Some Camp Springs, Ky. residents are concerned about a proposed raw sewage pipeline that could run through their community.
There are plans to build a 20-inch line as part of the $19 million Ash Street Project to help get rid of sewage overflows and storm waters. Sanitation District No. 1 of Northern Kentucky says the community does not have proper sewer access.
"All of us are stewards of the land, and conservation by nature. We want to fix the problem that's the overflow with the CSO in Silver Grove. But, at the same time, we don't want to bring a new problem to our community," said Anna Zinkhon who lives in the area.
That problem being the location of the proposed underground force main pipe. Zinc hon says it'll go right through the valley in the area, and could hurt property value, cause erosion to the banks of area waterways and hurt income-producing agricultural land.
The state's Department for Environmental Protection says there will be "no significant impact" to the environment by this project.
"These are utility companies supposed to be working for the betterment of all of us, not taking one person or one group's problem and then creating a problem for somebody else just to improve somebody else's lifestyle," said Zinkhon.
Zinkhon isn't against the pipeline project. She knows it needs to happen to alleviate the overflow issues that are going on in this area. But, even so, she's still willing to sacrifice a piece of her land as long as plans for the project change.
"That solution, even though it's on my property, I can probably still deal with that. It's not going to impact me as much. But taking it through the whole valley impacting 40 or 50 property owners, that's not acceptable," she said.

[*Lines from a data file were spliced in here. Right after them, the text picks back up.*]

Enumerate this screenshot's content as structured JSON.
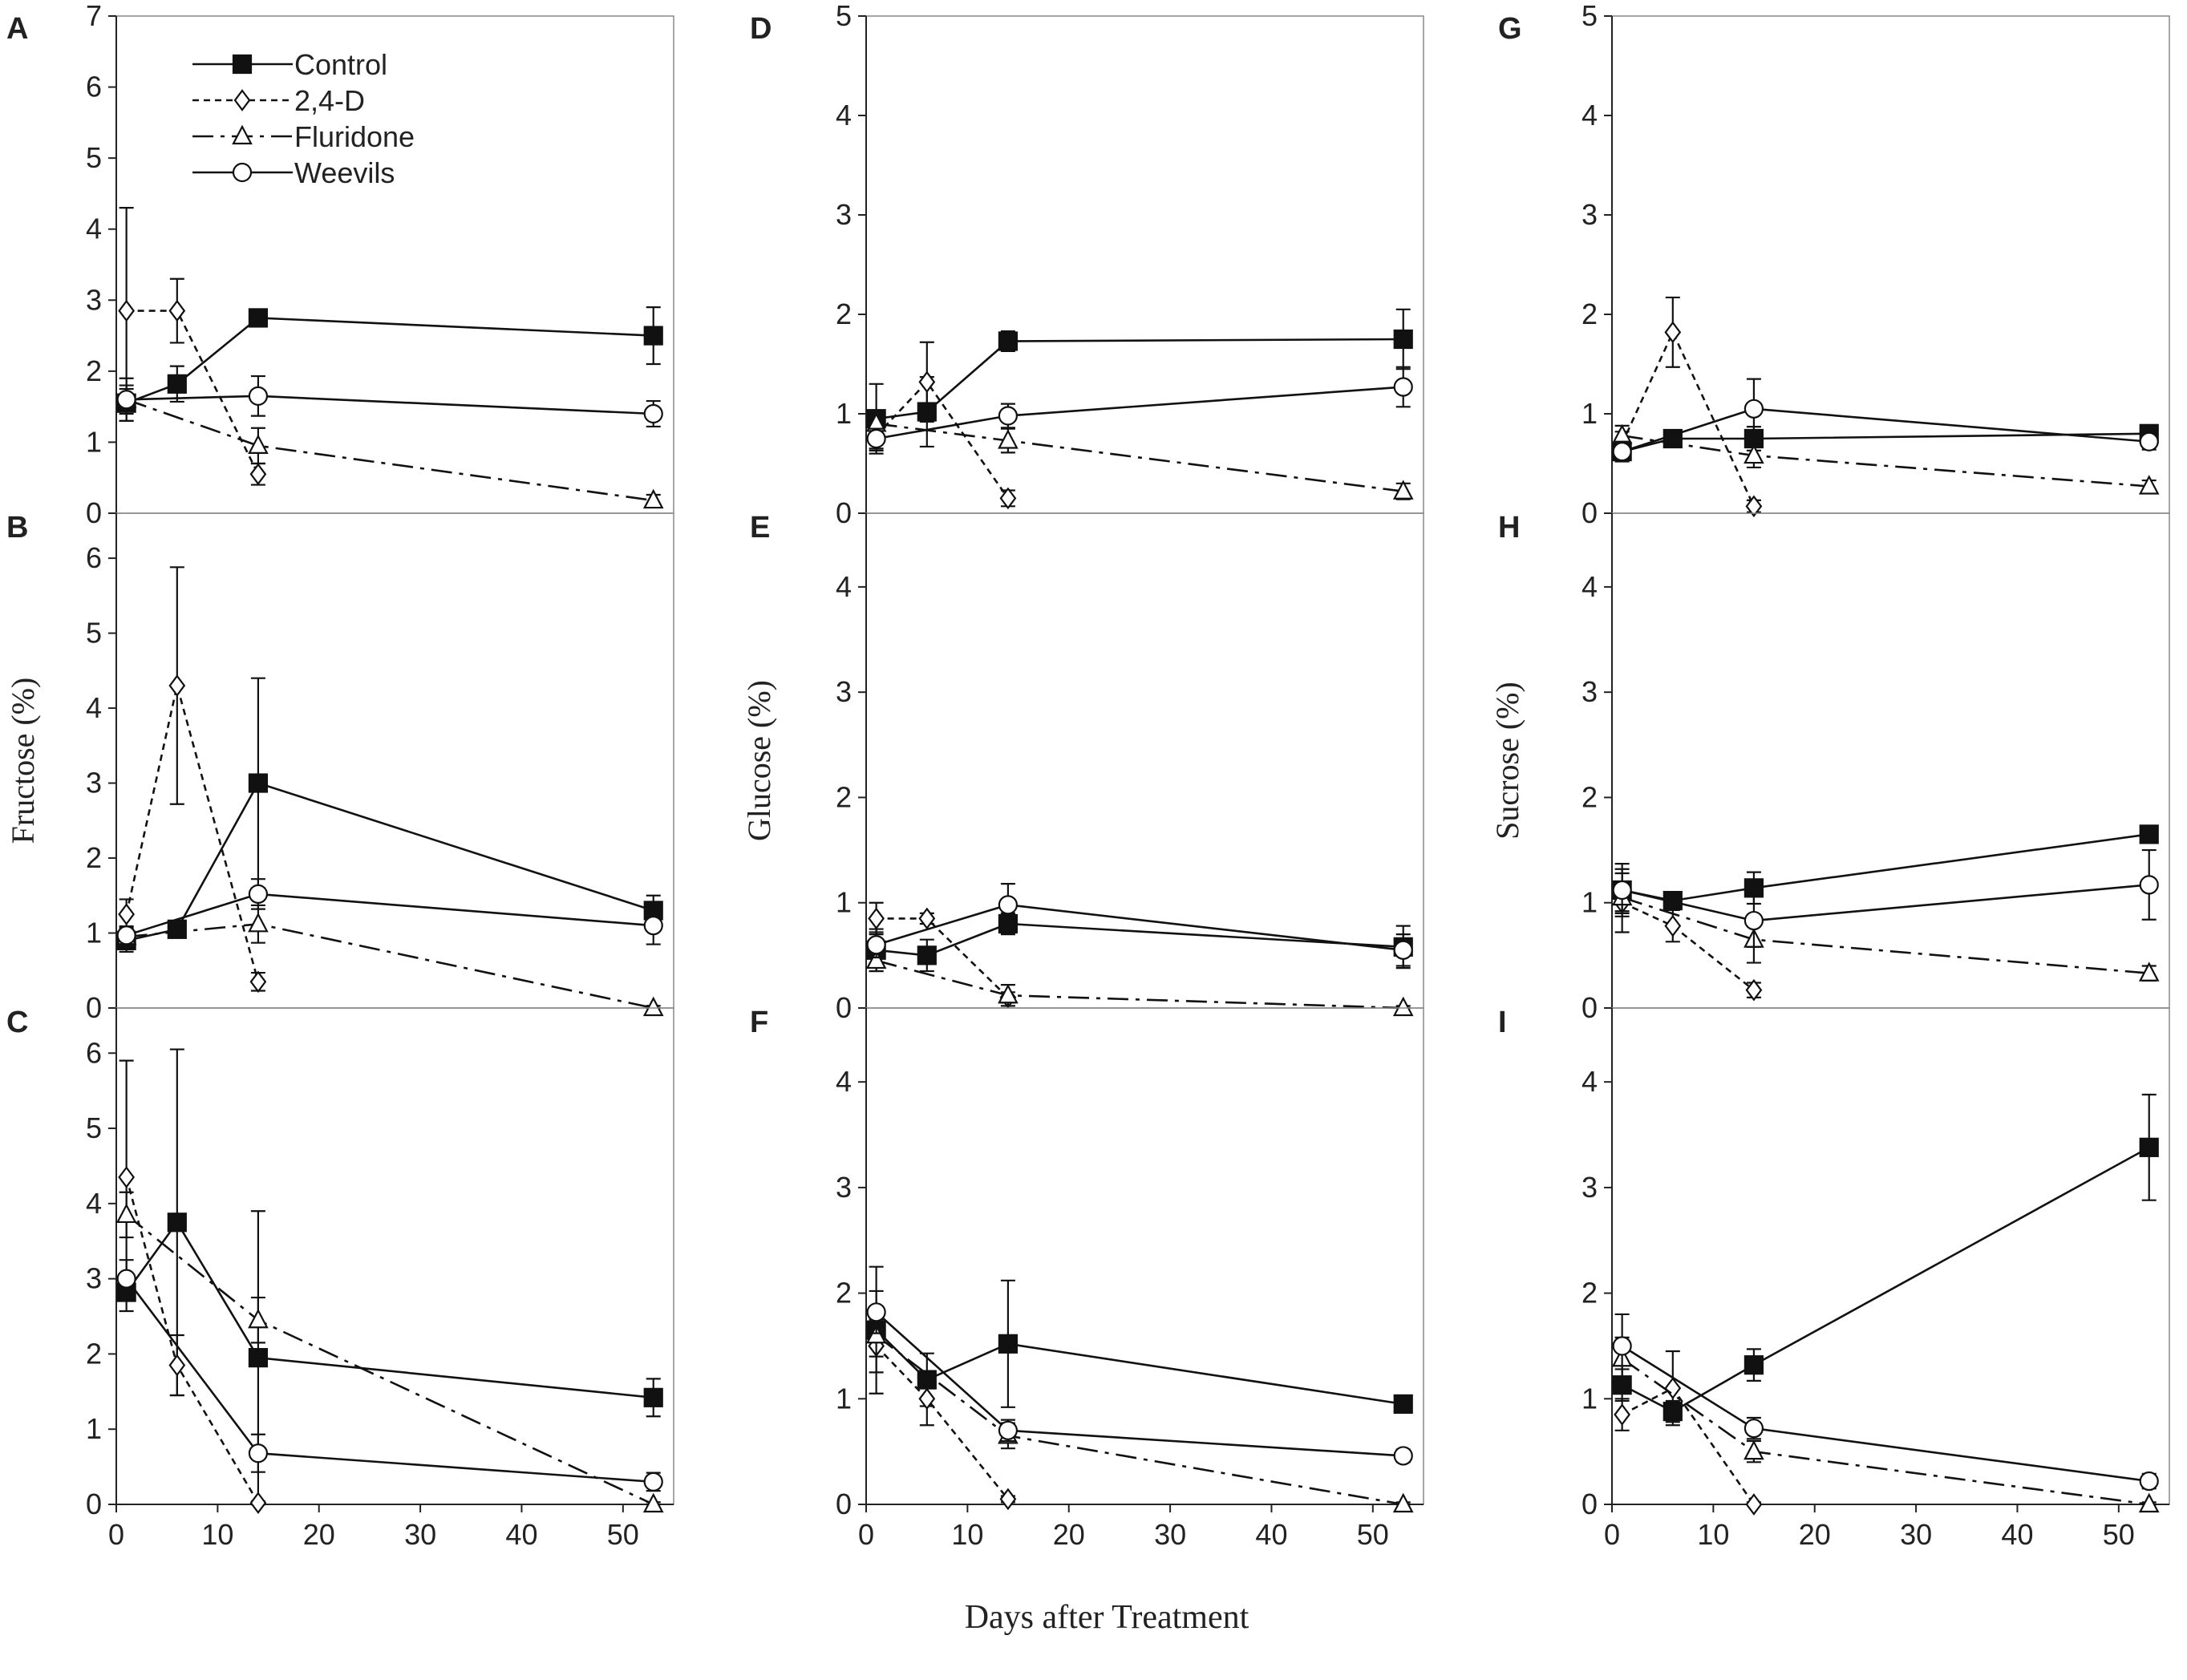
{
  "figure": {
    "xlabel": "Days after Treatment",
    "legend": [
      "Control",
      "2,4-D",
      "Fluridone",
      "Weevils"
    ]
  },
  "chart_data": [
    {
      "type": "line",
      "panel": "A",
      "sugar": "Fructose",
      "ylabel": "",
      "ylim": [
        0,
        7
      ],
      "yticks": [
        "0",
        "1",
        "2",
        "3",
        "4",
        "5",
        "6",
        "7"
      ],
      "xlim": [
        0,
        55
      ],
      "xticks": [
        "0",
        "10",
        "20",
        "30",
        "40",
        "50"
      ],
      "series": [
        {
          "name": "Control",
          "x": [
            1,
            6,
            14,
            53
          ],
          "y": [
            1.55,
            1.82,
            2.75,
            2.5
          ],
          "err": [
            0.25,
            0.25,
            0.08,
            0.4
          ]
        },
        {
          "name": "2,4-D",
          "x": [
            1,
            6,
            14
          ],
          "y": [
            2.85,
            2.85,
            0.55
          ],
          "err": [
            1.45,
            0.45,
            0.15
          ]
        },
        {
          "name": "Fluridone",
          "x": [
            1,
            14,
            53
          ],
          "y": [
            1.6,
            0.95,
            0.18
          ],
          "err": [
            0.3,
            0.25,
            0.08
          ]
        },
        {
          "name": "Weevils",
          "x": [
            1,
            14,
            53
          ],
          "y": [
            1.6,
            1.65,
            1.4
          ],
          "err": [
            0.15,
            0.28,
            0.18
          ]
        }
      ]
    },
    {
      "type": "line",
      "panel": "B",
      "sugar": "Fructose",
      "ylabel": "Fructose (%)",
      "ylim": [
        0,
        6.6
      ],
      "yticks": [
        "0",
        "1",
        "2",
        "3",
        "4",
        "5",
        "6"
      ],
      "xlim": [
        0,
        55
      ],
      "xticks": [
        "0",
        "10",
        "20",
        "30",
        "40",
        "50"
      ],
      "series": [
        {
          "name": "Control",
          "x": [
            1,
            6,
            14,
            53
          ],
          "y": [
            0.9,
            1.05,
            3.0,
            1.3
          ],
          "err": [
            0.15,
            0.08,
            1.4,
            0.2
          ]
        },
        {
          "name": "2,4-D",
          "x": [
            1,
            6,
            14
          ],
          "y": [
            1.25,
            4.3,
            0.35
          ],
          "err": [
            0.2,
            1.58,
            0.12
          ]
        },
        {
          "name": "Fluridone",
          "x": [
            1,
            14,
            53
          ],
          "y": [
            0.95,
            1.12,
            0.0
          ],
          "err": [
            0.12,
            0.25,
            0.03
          ]
        },
        {
          "name": "Weevils",
          "x": [
            1,
            14,
            53
          ],
          "y": [
            0.97,
            1.52,
            1.1
          ],
          "err": [
            0.12,
            0.2,
            0.25
          ]
        }
      ]
    },
    {
      "type": "line",
      "panel": "C",
      "sugar": "Fructose",
      "ylabel": "",
      "ylim": [
        0,
        6.6
      ],
      "yticks": [
        "0",
        "1",
        "2",
        "3",
        "4",
        "5",
        "6"
      ],
      "xlim": [
        0,
        55
      ],
      "xticks": [
        "0",
        "10",
        "20",
        "30",
        "40",
        "50"
      ],
      "series": [
        {
          "name": "Control",
          "x": [
            1,
            6,
            14,
            53
          ],
          "y": [
            2.82,
            3.75,
            1.95,
            1.42
          ],
          "err": [
            0.25,
            2.3,
            1.95,
            0.25
          ]
        },
        {
          "name": "2,4-D",
          "x": [
            1,
            6,
            14
          ],
          "y": [
            4.35,
            1.85,
            0.02
          ],
          "err": [
            1.55,
            0.4,
            0.02
          ]
        },
        {
          "name": "Fluridone",
          "x": [
            1,
            14,
            53
          ],
          "y": [
            3.85,
            2.45,
            0.0
          ],
          "err": [
            0.3,
            0.3,
            0.03
          ]
        },
        {
          "name": "Weevils",
          "x": [
            1,
            14,
            53
          ],
          "y": [
            3.0,
            0.68,
            0.3
          ],
          "err": [
            0.25,
            0.25,
            0.12
          ]
        }
      ]
    },
    {
      "type": "line",
      "panel": "D",
      "sugar": "Glucose",
      "ylabel": "",
      "ylim": [
        0,
        5
      ],
      "yticks": [
        "0",
        "1",
        "2",
        "3",
        "4",
        "5"
      ],
      "xlim": [
        0,
        55
      ],
      "xticks": [
        "0",
        "10",
        "20",
        "30",
        "40",
        "50"
      ],
      "series": [
        {
          "name": "Control",
          "x": [
            1,
            6,
            14,
            53
          ],
          "y": [
            0.95,
            1.02,
            1.73,
            1.75
          ],
          "err": [
            0.35,
            0.35,
            0.1,
            0.3
          ]
        },
        {
          "name": "2,4-D",
          "x": [
            1,
            6,
            14
          ],
          "y": [
            0.78,
            1.32,
            0.15
          ],
          "err": [
            0.15,
            0.4,
            0.08
          ]
        },
        {
          "name": "Fluridone",
          "x": [
            1,
            14,
            53
          ],
          "y": [
            0.9,
            0.73,
            0.22
          ],
          "err": [
            0.1,
            0.12,
            0.08
          ]
        },
        {
          "name": "Weevils",
          "x": [
            1,
            14,
            53
          ],
          "y": [
            0.75,
            0.98,
            1.27
          ],
          "err": [
            0.1,
            0.12,
            0.2
          ]
        }
      ]
    },
    {
      "type": "line",
      "panel": "E",
      "sugar": "Glucose",
      "ylabel": "Glucose (%)",
      "ylim": [
        0,
        4.7
      ],
      "yticks": [
        "0",
        "1",
        "2",
        "3",
        "4"
      ],
      "xlim": [
        0,
        55
      ],
      "xticks": [
        "0",
        "10",
        "20",
        "30",
        "40",
        "50"
      ],
      "series": [
        {
          "name": "Control",
          "x": [
            1,
            6,
            14,
            53
          ],
          "y": [
            0.55,
            0.5,
            0.8,
            0.58
          ],
          "err": [
            0.2,
            0.15,
            0.1,
            0.2
          ]
        },
        {
          "name": "2,4-D",
          "x": [
            1,
            6,
            14
          ],
          "y": [
            0.85,
            0.85,
            0.1
          ],
          "err": [
            0.15,
            0.05,
            0.05
          ]
        },
        {
          "name": "Fluridone",
          "x": [
            1,
            14,
            53
          ],
          "y": [
            0.45,
            0.12,
            0.0
          ],
          "err": [
            0.1,
            0.1,
            0.02
          ]
        },
        {
          "name": "Weevils",
          "x": [
            1,
            14,
            53
          ],
          "y": [
            0.6,
            0.98,
            0.55
          ],
          "err": [
            0.12,
            0.2,
            0.15
          ]
        }
      ]
    },
    {
      "type": "line",
      "panel": "F",
      "sugar": "Glucose",
      "ylabel": "",
      "ylim": [
        0,
        4.7
      ],
      "yticks": [
        "0",
        "1",
        "2",
        "3",
        "4"
      ],
      "xlim": [
        0,
        55
      ],
      "xticks": [
        "0",
        "10",
        "20",
        "30",
        "40",
        "50"
      ],
      "series": [
        {
          "name": "Control",
          "x": [
            1,
            6,
            14,
            53
          ],
          "y": [
            1.65,
            1.18,
            1.52,
            0.95
          ],
          "err": [
            0.6,
            0.25,
            0.6,
            0.06
          ]
        },
        {
          "name": "2,4-D",
          "x": [
            1,
            6,
            14
          ],
          "y": [
            1.5,
            1.0,
            0.05
          ],
          "err": [
            0.25,
            0.25,
            0.03
          ]
        },
        {
          "name": "Fluridone",
          "x": [
            1,
            14,
            53
          ],
          "y": [
            1.6,
            0.65,
            0.0
          ],
          "err": [
            0.2,
            0.12,
            0.02
          ]
        },
        {
          "name": "Weevils",
          "x": [
            1,
            14,
            53
          ],
          "y": [
            1.82,
            0.7,
            0.46
          ],
          "err": [
            0.2,
            0.1,
            0.06
          ]
        }
      ]
    },
    {
      "type": "line",
      "panel": "G",
      "sugar": "Sucrose",
      "ylabel": "",
      "ylim": [
        0,
        5
      ],
      "yticks": [
        "0",
        "1",
        "2",
        "3",
        "4",
        "5"
      ],
      "xlim": [
        0,
        55
      ],
      "xticks": [
        "0",
        "10",
        "20",
        "30",
        "40",
        "50"
      ],
      "series": [
        {
          "name": "Control",
          "x": [
            1,
            6,
            14,
            53
          ],
          "y": [
            0.62,
            0.75,
            0.75,
            0.8
          ],
          "err": [
            0.08,
            0.05,
            0.12,
            0.06
          ]
        },
        {
          "name": "2,4-D",
          "x": [
            1,
            6,
            14
          ],
          "y": [
            0.7,
            1.82,
            0.07
          ],
          "err": [
            0.12,
            0.35,
            0.06
          ]
        },
        {
          "name": "Fluridone",
          "x": [
            1,
            14,
            53
          ],
          "y": [
            0.78,
            0.58,
            0.27
          ],
          "err": [
            0.1,
            0.12,
            0.06
          ]
        },
        {
          "name": "Weevils",
          "x": [
            1,
            14,
            53
          ],
          "y": [
            0.62,
            1.05,
            0.72
          ],
          "err": [
            0.1,
            0.3,
            0.08
          ]
        }
      ]
    },
    {
      "type": "line",
      "panel": "H",
      "sugar": "Sucrose",
      "ylabel": "Sucrose (%)",
      "ylim": [
        0,
        4.7
      ],
      "yticks": [
        "0",
        "1",
        "2",
        "3",
        "4"
      ],
      "xlim": [
        0,
        55
      ],
      "xticks": [
        "0",
        "10",
        "20",
        "30",
        "40",
        "50"
      ],
      "series": [
        {
          "name": "Control",
          "x": [
            1,
            6,
            14,
            53
          ],
          "y": [
            1.12,
            1.02,
            1.14,
            1.65
          ],
          "err": [
            0.25,
            0.07,
            0.15,
            0.08
          ]
        },
        {
          "name": "2,4-D",
          "x": [
            1,
            6,
            14
          ],
          "y": [
            1.0,
            0.78,
            0.17
          ],
          "err": [
            0.28,
            0.15,
            0.07
          ]
        },
        {
          "name": "Fluridone",
          "x": [
            1,
            14,
            53
          ],
          "y": [
            1.05,
            0.65,
            0.33
          ],
          "err": [
            0.15,
            0.22,
            0.07
          ]
        },
        {
          "name": "Weevils",
          "x": [
            1,
            14,
            53
          ],
          "y": [
            1.12,
            0.83,
            1.17
          ],
          "err": [
            0.2,
            0.25,
            0.33
          ]
        }
      ]
    },
    {
      "type": "line",
      "panel": "I",
      "sugar": "Sucrose",
      "ylabel": "",
      "ylim": [
        0,
        4.7
      ],
      "yticks": [
        "0",
        "1",
        "2",
        "3",
        "4"
      ],
      "xlim": [
        0,
        55
      ],
      "xticks": [
        "0",
        "10",
        "20",
        "30",
        "40",
        "50"
      ],
      "series": [
        {
          "name": "Control",
          "x": [
            1,
            6,
            14,
            53
          ],
          "y": [
            1.13,
            0.88,
            1.32,
            3.38
          ],
          "err": [
            0.15,
            0.1,
            0.15,
            0.5
          ]
        },
        {
          "name": "2,4-D",
          "x": [
            1,
            6,
            14
          ],
          "y": [
            0.85,
            1.1,
            0.0
          ],
          "err": [
            0.15,
            0.35,
            0.02
          ]
        },
        {
          "name": "Fluridone",
          "x": [
            1,
            14,
            53
          ],
          "y": [
            1.38,
            0.5,
            0.0
          ],
          "err": [
            0.2,
            0.1,
            0.02
          ]
        },
        {
          "name": "Weevils",
          "x": [
            1,
            14,
            53
          ],
          "y": [
            1.5,
            0.72,
            0.22
          ],
          "err": [
            0.3,
            0.1,
            0.07
          ]
        }
      ]
    }
  ]
}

That would involve an alternative route recently looked at that she says would cost millions more.
A representative from the state's Division of Water says the project could cost close to $20 million. That department issues permits and approves projects.
"It's got to go somewhere, we realize that. We want to put it in the place that makes the most sense and the least impact," Zinkhon told FOX19.
A representative from the Division of Water told FOX19 that environmental assessments have been done and public hearings have been held regarding the line. They'll respond to comments and issue a final plan in the coming weeks that could ultimately include changes to the project.
SD1 must implement a solution to the overflow problem by the end of December 2015.